İkincisi de manevi doyum ve manevi tedbir olmalı. İnsanı insan bilen şiddet uygular mı? İnsanı Allah’ın kulu olarak gören, hesabı, kitabı, sorguyu, suali, üç günlük geçici dünya gölgeliğini bilen insana baskı zulüm uygular mı?
Bizim insanımıza vermeye çalıştığımız manevi eğitimde eksiklik var demektir. Yani insanlık adına maneviyat yetersizliği… Allah’ı bilen, insanı insan olduğu için seven, insanlık sevgisini kardeşliğe, dostluğa dönüştüren kavga ve şiddete başvurur mu?
İnancımızda, değerlerimize sahip çıkmada bir eksiklik var. Kötü örneklerimiz var, cehaletimiz var, eksikliğimiz var da; var olmaya devam edecek mi?… Ne yapabiliriz? Şiddet ve baskıyı aza indirebilmenin mücadelesini vermeliyiz.
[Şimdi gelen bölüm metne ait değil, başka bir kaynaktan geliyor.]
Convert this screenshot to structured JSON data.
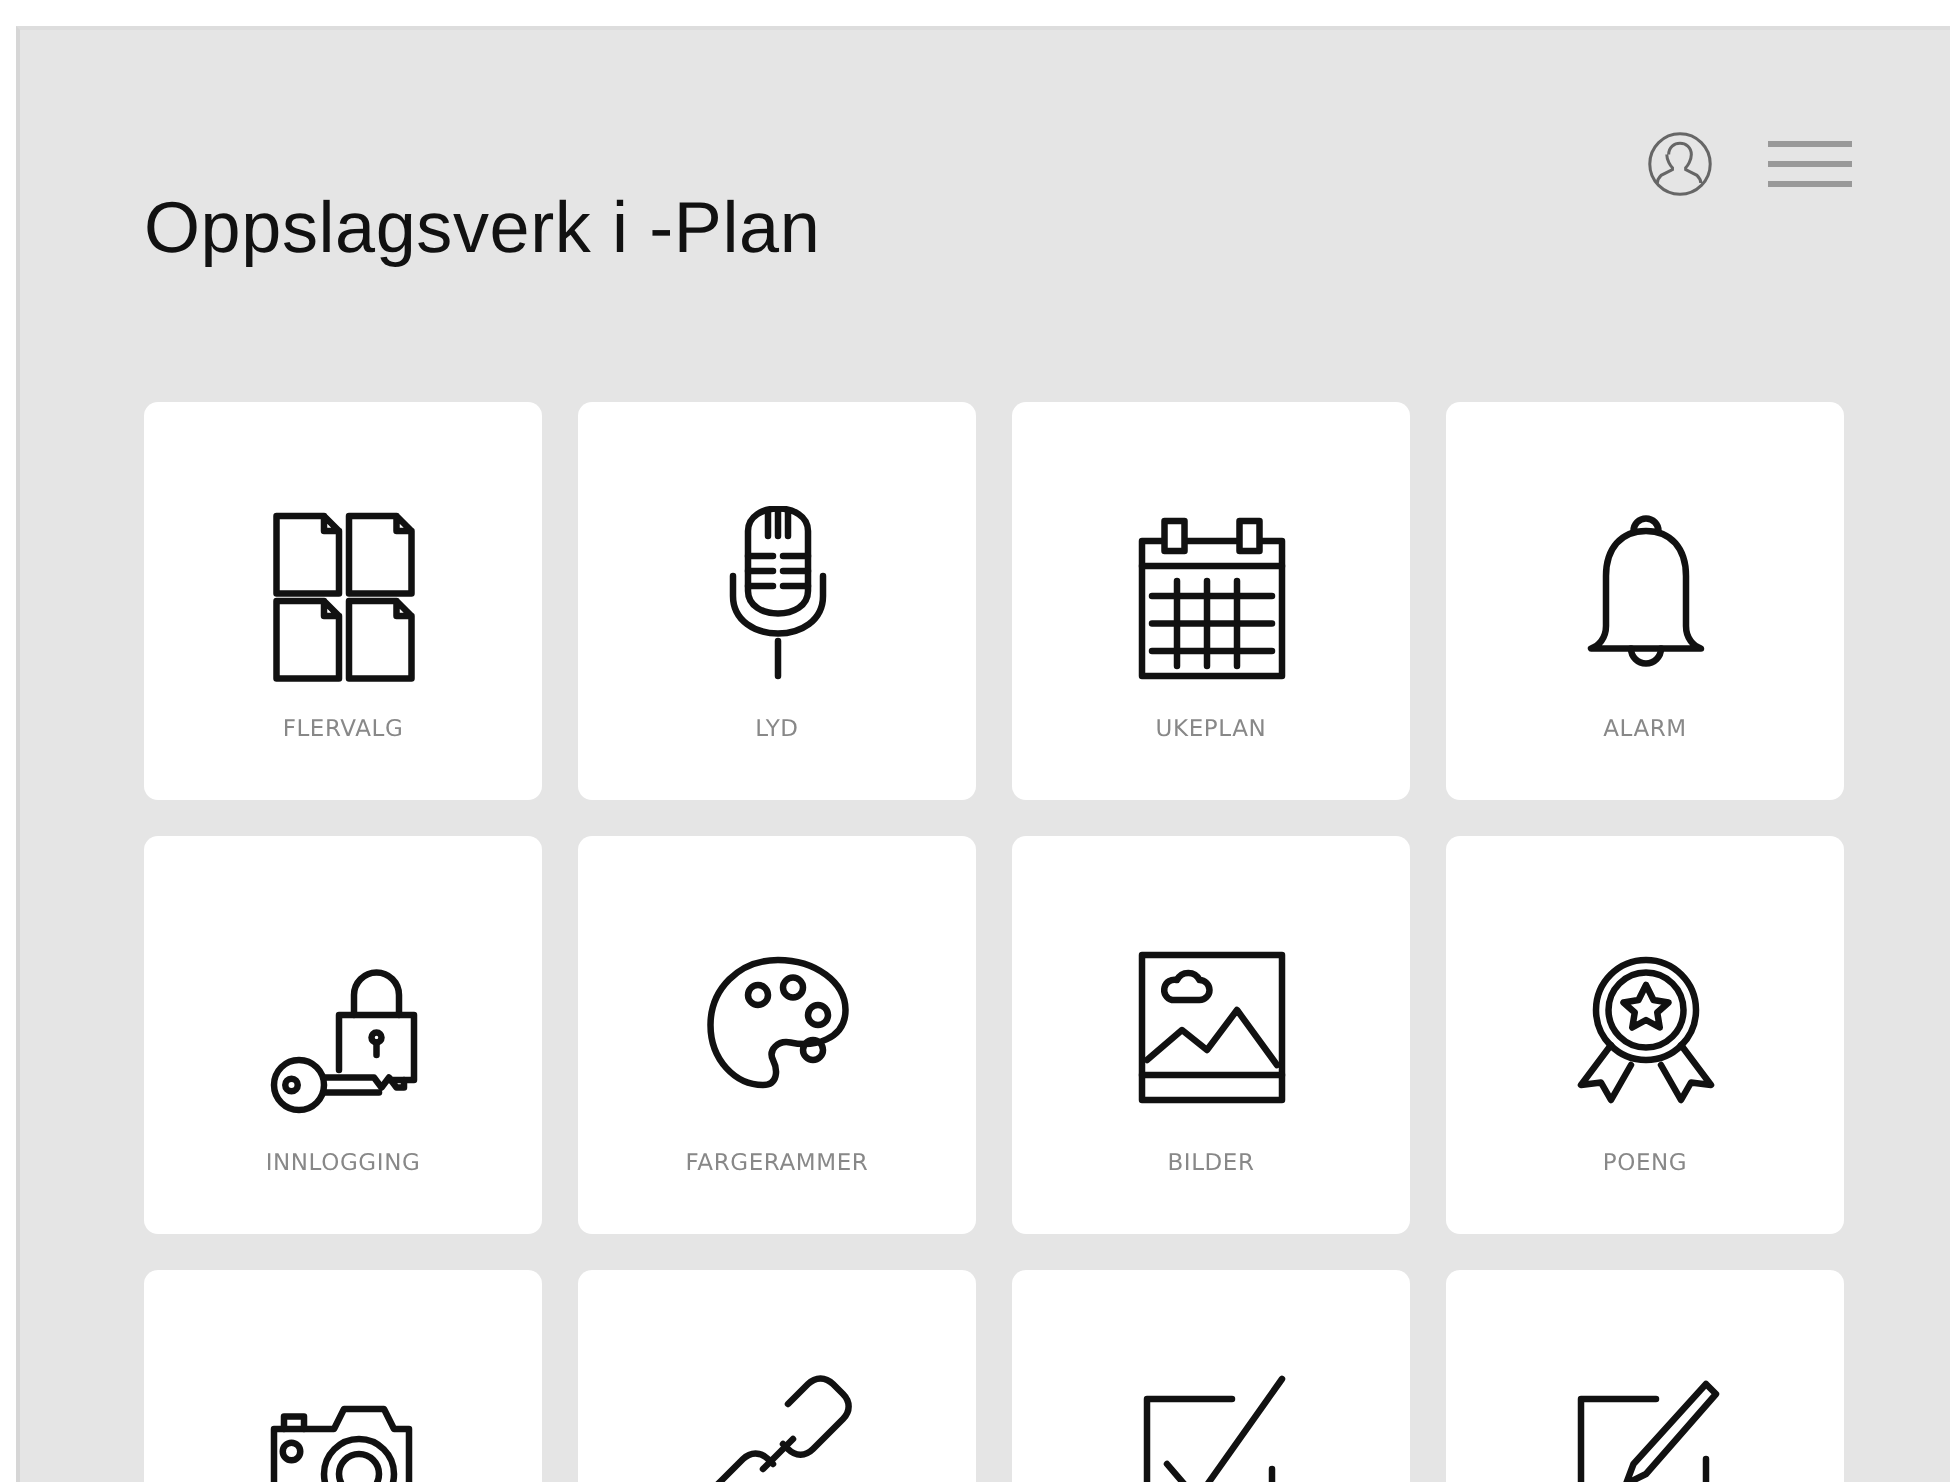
{
  "header": {
    "title": "Oppslagsverk i -Plan"
  },
  "toolbar": [
    {
      "kind": "user"
    },
    {
      "kind": "menu"
    }
  ],
  "tiles": [
    {
      "kind": "files",
      "label": "FLERVALG"
    },
    {
      "kind": "mic",
      "label": "LYD"
    },
    {
      "kind": "calendar",
      "label": "UKEPLAN"
    },
    {
      "kind": "bell",
      "label": "ALARM"
    },
    {
      "kind": "keylock",
      "label": "INNLOGGING"
    },
    {
      "kind": "palette",
      "label": "FARGERAMMER"
    },
    {
      "kind": "image",
      "label": "BILDER"
    },
    {
      "kind": "award",
      "label": "POENG"
    },
    {
      "kind": "camera"
    },
    {
      "kind": "link"
    },
    {
      "kind": "checkbox"
    },
    {
      "kind": "edit"
    }
  ]
}
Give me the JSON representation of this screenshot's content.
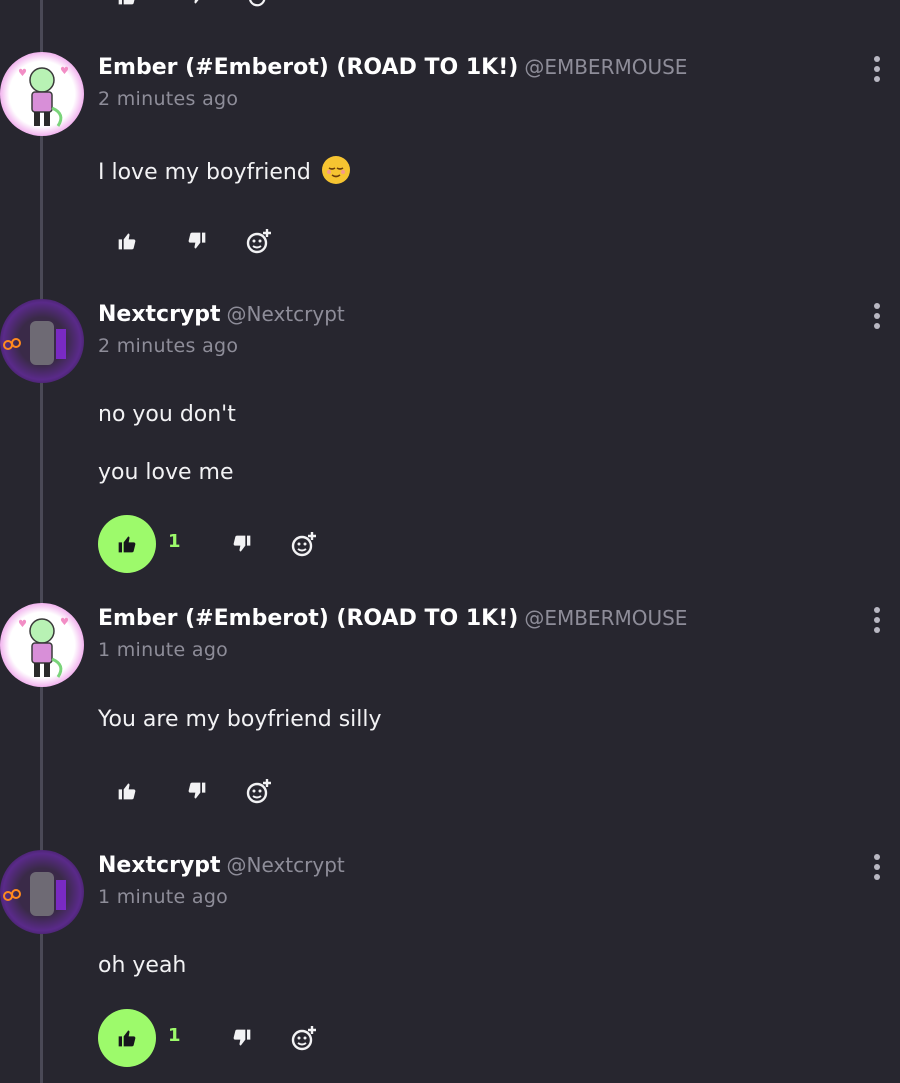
{
  "comments": [
    {
      "author": "Ember (#Emberot) (ROAD TO 1K!)",
      "handle": "@EMBERMOUSE",
      "time": "2 minutes ago",
      "lines": [
        "I love my boyfriend"
      ],
      "emoji": "relieved-face",
      "likes": null
    },
    {
      "author": "Nextcrypt",
      "handle": "@Nextcrypt",
      "time": "2 minutes ago",
      "lines": [
        "no you don't",
        "you love me"
      ],
      "likes": "1"
    },
    {
      "author": "Ember (#Emberot) (ROAD TO 1K!)",
      "handle": "@EMBERMOUSE",
      "time": "1 minute ago",
      "lines": [
        "You are my boyfriend silly"
      ],
      "likes": null
    },
    {
      "author": "Nextcrypt",
      "handle": "@Nextcrypt",
      "time": "1 minute ago",
      "lines": [
        "oh yeah"
      ],
      "likes": "1"
    }
  ],
  "icons": {
    "like": "thumbs-up-icon",
    "dislike": "thumbs-down-icon",
    "react": "add-reaction-icon",
    "more": "more-vertical-icon"
  },
  "colors": {
    "background": "#27262f",
    "accent_like": "#9dfa6b",
    "muted_text": "#8e8d99",
    "ember_avatar_glow": "#e02bd6",
    "nextcrypt_avatar_glow": "#8a2be2"
  }
}
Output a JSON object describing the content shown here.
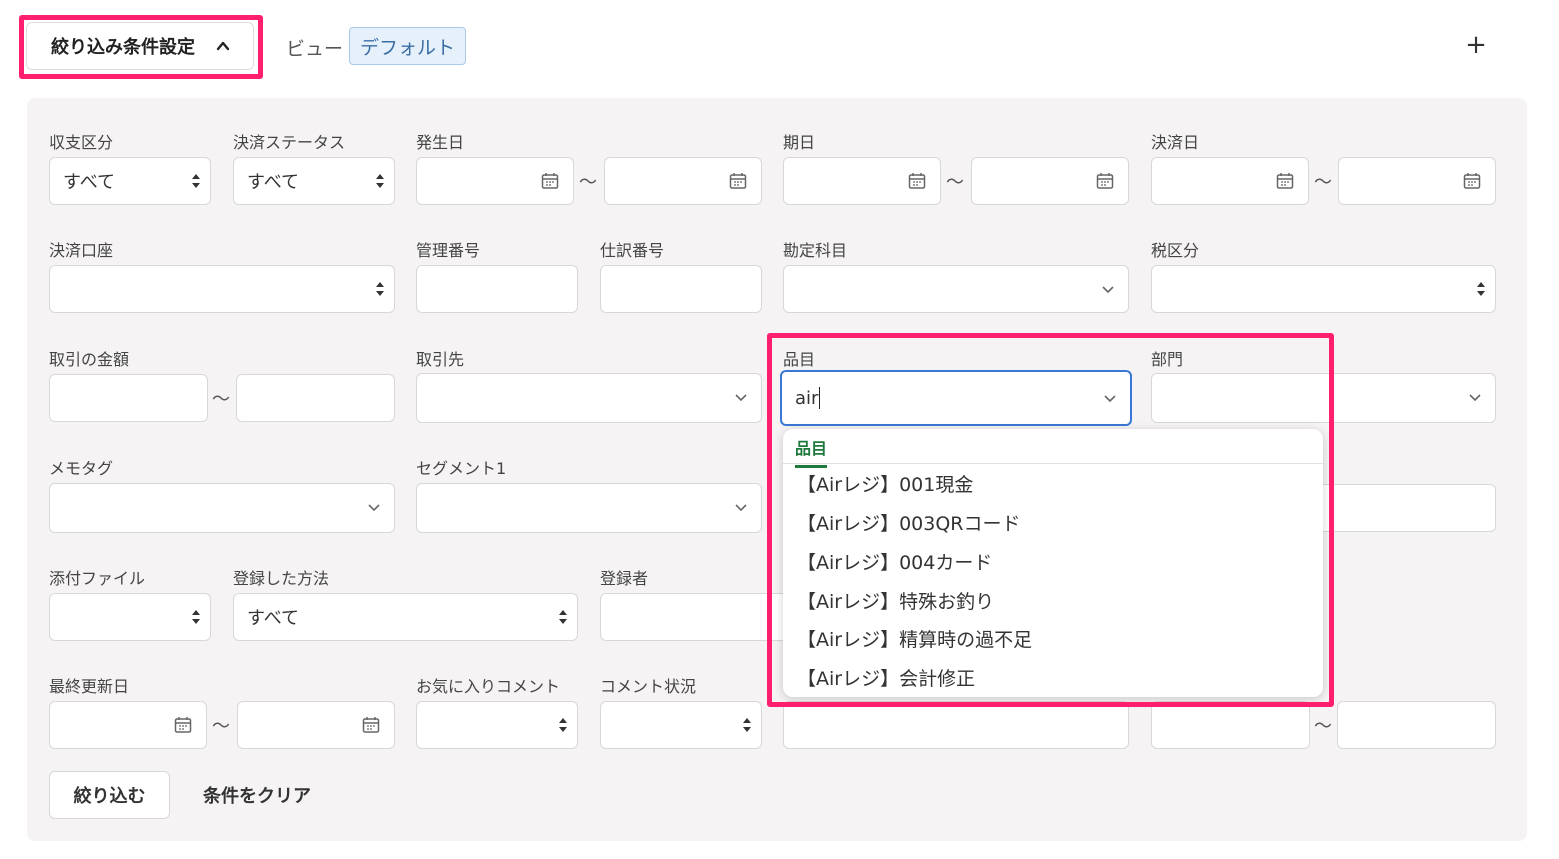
{
  "header": {
    "filter_toggle": "絞り込み条件設定",
    "view_label": "ビュー",
    "view_value": "デフォルト",
    "add": "+"
  },
  "filters": {
    "income_type": {
      "label": "収支区分",
      "value": "すべて"
    },
    "payment_status": {
      "label": "決済ステータス",
      "value": "すべて"
    },
    "issue_date": {
      "label": "発生日"
    },
    "due_date": {
      "label": "期日"
    },
    "payment_date": {
      "label": "決済日"
    },
    "payment_account": {
      "label": "決済口座"
    },
    "management_no": {
      "label": "管理番号"
    },
    "journal_no": {
      "label": "仕訳番号"
    },
    "account_item": {
      "label": "勘定科目"
    },
    "tax_category": {
      "label": "税区分"
    },
    "amount": {
      "label": "取引の金額"
    },
    "partner": {
      "label": "取引先"
    },
    "item": {
      "label": "品目",
      "value": "air"
    },
    "department": {
      "label": "部門"
    },
    "memo_tag": {
      "label": "メモタグ"
    },
    "segment1": {
      "label": "セグメント1"
    },
    "attachment": {
      "label": "添付ファイル"
    },
    "register_method": {
      "label": "登録した方法",
      "value": "すべて"
    },
    "registrant": {
      "label": "登録者"
    },
    "last_updated": {
      "label": "最終更新日"
    },
    "favorite_comment": {
      "label": "お気に入りコメント"
    },
    "comment_status": {
      "label": "コメント状況"
    },
    "tilde": "〜"
  },
  "actions": {
    "apply": "絞り込む",
    "clear": "条件をクリア"
  },
  "dropdown": {
    "tab": "品目",
    "options": [
      "【Airレジ】001現金",
      "【Airレジ】003QRコード",
      "【Airレジ】004カード",
      "【Airレジ】特殊お釣り",
      "【Airレジ】精算時の過不足",
      "【Airレジ】会計修正"
    ]
  },
  "colors": {
    "highlight": "#ff1f6e",
    "focus": "#3a78d8",
    "tab_accent": "#1d7a3c"
  }
}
Eğitim tedbirle cezalar birlikte uygulanmalı. Her insanın başına bir polis ve jandarma dikme şansınız olmadığına göre insanı insanla korumak, insanca tedbirler almak zorundasınız.    Polisiye tedbirleri de almalıyız. Şiddeti ve zulmü uygulayan kişiye, kurum ve şahıslara yönelik eğitim uygulaması ihmal edilemez.
Sonuç olarak söyleyebileceğimiz şudur: Şiddetin ana kaynağı cehaletin, maneviyattan yoksun kalışıdır. İnsanın insanlık dersi almaya ihtiyacı vardır. Buna rağmen damarında ve kanında şiddet ve zulüm isteği varsa bu kişilerin de ıslah edilmeleri gerekir. Bu psikolojik tedavi de olur, ilaç tedavisi de olur, manevi tedavi de olur. Önleyemediğimiz insanı da alır toplumdan tecrit eder uzaklaştırırsınız. Onun yeri de ıslah evleri olabilir.
Şüphesiz ki şiddet ve baskılar sadece ceza polisiye ve jandarma tedbirleriyle önlenemez. Biz bu noktaya dikkat çekmeye çalıştık. Gönül istiyor ki, bir insanımızın  burnu kanamasın. Ne diyelim insana, insanlığa, insanlık onuruna sahip çıkan onurlu yüreklere selam olsun.